RATIONALE: Chordoma is a relatively rare tumor that accounts for 1% to 4% of all malignant bone tumors, with an annual incidence of <0.1 per 100,000 people. Although chordoma is aligned with the axis of the spine and most commonly develops in the sacrum, to the best of our knowledge, giant sacrococcygeal chordoma is extremely rare. PATIENT CONCERNS: A 61-year-old Chinese man presented with a massive dorsal sacral mass. The patient's primary complaint was that, during the last two months, the mass had been increasing in size and his right lower extremity was uncomfortable while he was sitting, although the discomfort was relieved when he was standing. DIAGNOSES: Based on the imaging findings, we suspected that the sacrococcygeal mass was a chordoma, and a postoperative pathological examination confirmed the diagnosis of a sacral chordoma. INTERVENTION: The patient underwent extensive open surgery to achieve complete resection of the sacrococcygeal mass. An occlusion balloon catheter was used in the abdominal aorta to minimize intraoperative bleeding and maintain a clear surgical field. OUTCOMES: The patient was discharged without complications at 27 days after surgery. The 3-month follow-up revealed that the patient had recovered well, the discomfort in his right lower extremity while standing had completely resolved and that there was no evidence of recurrence.

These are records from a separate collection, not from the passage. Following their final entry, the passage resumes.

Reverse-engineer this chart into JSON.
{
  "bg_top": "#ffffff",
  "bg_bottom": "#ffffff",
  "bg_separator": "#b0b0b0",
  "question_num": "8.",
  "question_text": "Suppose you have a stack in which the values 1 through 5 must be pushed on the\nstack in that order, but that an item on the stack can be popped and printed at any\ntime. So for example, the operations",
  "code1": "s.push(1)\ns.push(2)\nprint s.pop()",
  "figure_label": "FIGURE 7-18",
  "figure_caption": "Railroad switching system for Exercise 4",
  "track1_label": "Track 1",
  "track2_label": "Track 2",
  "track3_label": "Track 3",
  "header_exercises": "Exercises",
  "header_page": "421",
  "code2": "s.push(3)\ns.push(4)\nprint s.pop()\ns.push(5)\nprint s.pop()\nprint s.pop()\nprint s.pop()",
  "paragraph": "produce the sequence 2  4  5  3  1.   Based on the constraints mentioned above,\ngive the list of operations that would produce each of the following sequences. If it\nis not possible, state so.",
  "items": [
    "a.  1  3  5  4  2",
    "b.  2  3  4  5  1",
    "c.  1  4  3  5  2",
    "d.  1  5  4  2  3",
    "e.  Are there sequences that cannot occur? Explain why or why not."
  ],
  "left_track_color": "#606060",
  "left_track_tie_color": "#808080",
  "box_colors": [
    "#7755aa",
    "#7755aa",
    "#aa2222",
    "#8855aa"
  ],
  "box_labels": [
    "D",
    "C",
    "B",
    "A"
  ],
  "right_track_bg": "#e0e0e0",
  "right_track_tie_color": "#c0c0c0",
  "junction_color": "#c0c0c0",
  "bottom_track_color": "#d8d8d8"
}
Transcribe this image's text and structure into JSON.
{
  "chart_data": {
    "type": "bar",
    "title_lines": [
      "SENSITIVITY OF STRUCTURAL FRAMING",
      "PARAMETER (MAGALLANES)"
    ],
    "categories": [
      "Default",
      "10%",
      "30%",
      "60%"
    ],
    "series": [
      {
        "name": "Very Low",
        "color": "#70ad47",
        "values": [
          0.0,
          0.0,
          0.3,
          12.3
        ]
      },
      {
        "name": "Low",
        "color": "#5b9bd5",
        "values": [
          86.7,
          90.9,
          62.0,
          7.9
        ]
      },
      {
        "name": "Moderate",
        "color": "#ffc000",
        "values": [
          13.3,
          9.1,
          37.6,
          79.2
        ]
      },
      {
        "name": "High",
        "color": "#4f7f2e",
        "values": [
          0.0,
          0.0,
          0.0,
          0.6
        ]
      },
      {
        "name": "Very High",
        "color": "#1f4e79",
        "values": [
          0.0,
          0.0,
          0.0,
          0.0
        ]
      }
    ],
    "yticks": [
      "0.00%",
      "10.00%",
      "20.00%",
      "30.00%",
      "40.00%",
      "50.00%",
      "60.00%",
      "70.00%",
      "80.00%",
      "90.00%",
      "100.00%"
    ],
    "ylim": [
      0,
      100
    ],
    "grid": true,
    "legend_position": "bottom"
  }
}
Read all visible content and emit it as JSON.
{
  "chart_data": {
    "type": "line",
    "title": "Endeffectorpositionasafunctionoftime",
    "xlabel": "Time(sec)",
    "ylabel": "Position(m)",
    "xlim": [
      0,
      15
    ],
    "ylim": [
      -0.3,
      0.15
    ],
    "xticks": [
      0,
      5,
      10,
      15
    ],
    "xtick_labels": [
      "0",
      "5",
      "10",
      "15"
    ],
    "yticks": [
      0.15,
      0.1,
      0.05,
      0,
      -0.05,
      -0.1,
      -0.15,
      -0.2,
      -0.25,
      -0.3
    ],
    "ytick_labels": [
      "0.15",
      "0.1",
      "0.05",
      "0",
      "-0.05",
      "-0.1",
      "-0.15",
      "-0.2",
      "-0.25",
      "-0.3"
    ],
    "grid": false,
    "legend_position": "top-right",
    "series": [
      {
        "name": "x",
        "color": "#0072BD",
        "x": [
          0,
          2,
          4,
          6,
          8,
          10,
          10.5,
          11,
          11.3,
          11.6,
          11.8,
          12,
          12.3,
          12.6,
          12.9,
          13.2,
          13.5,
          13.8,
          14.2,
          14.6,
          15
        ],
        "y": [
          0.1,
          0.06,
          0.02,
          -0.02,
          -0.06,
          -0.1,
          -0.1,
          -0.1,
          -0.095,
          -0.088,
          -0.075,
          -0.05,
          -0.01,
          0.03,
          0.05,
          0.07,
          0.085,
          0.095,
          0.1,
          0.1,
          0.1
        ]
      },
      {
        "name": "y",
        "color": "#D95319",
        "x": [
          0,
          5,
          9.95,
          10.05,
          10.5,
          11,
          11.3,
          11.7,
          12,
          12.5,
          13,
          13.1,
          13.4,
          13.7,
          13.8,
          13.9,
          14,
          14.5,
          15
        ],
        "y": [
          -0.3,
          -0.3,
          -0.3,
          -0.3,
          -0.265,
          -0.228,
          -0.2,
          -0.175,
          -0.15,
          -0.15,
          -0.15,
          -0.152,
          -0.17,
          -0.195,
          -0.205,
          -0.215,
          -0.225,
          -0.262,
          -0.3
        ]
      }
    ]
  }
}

LESSONS: The development of chordoma is not associated with clear symptoms, although early diagnosis and treatment are needed to prevent invasion of the nearby tissues and organs. Therefore, we believe that surgical treatment of sacral chordoma is effective, although care must be taken to completely remove all residual tumor tissue and reduce the risk of recurrence. Besides, This report adds to our limited understanding of the rare giant sacrococcygeal chordoma.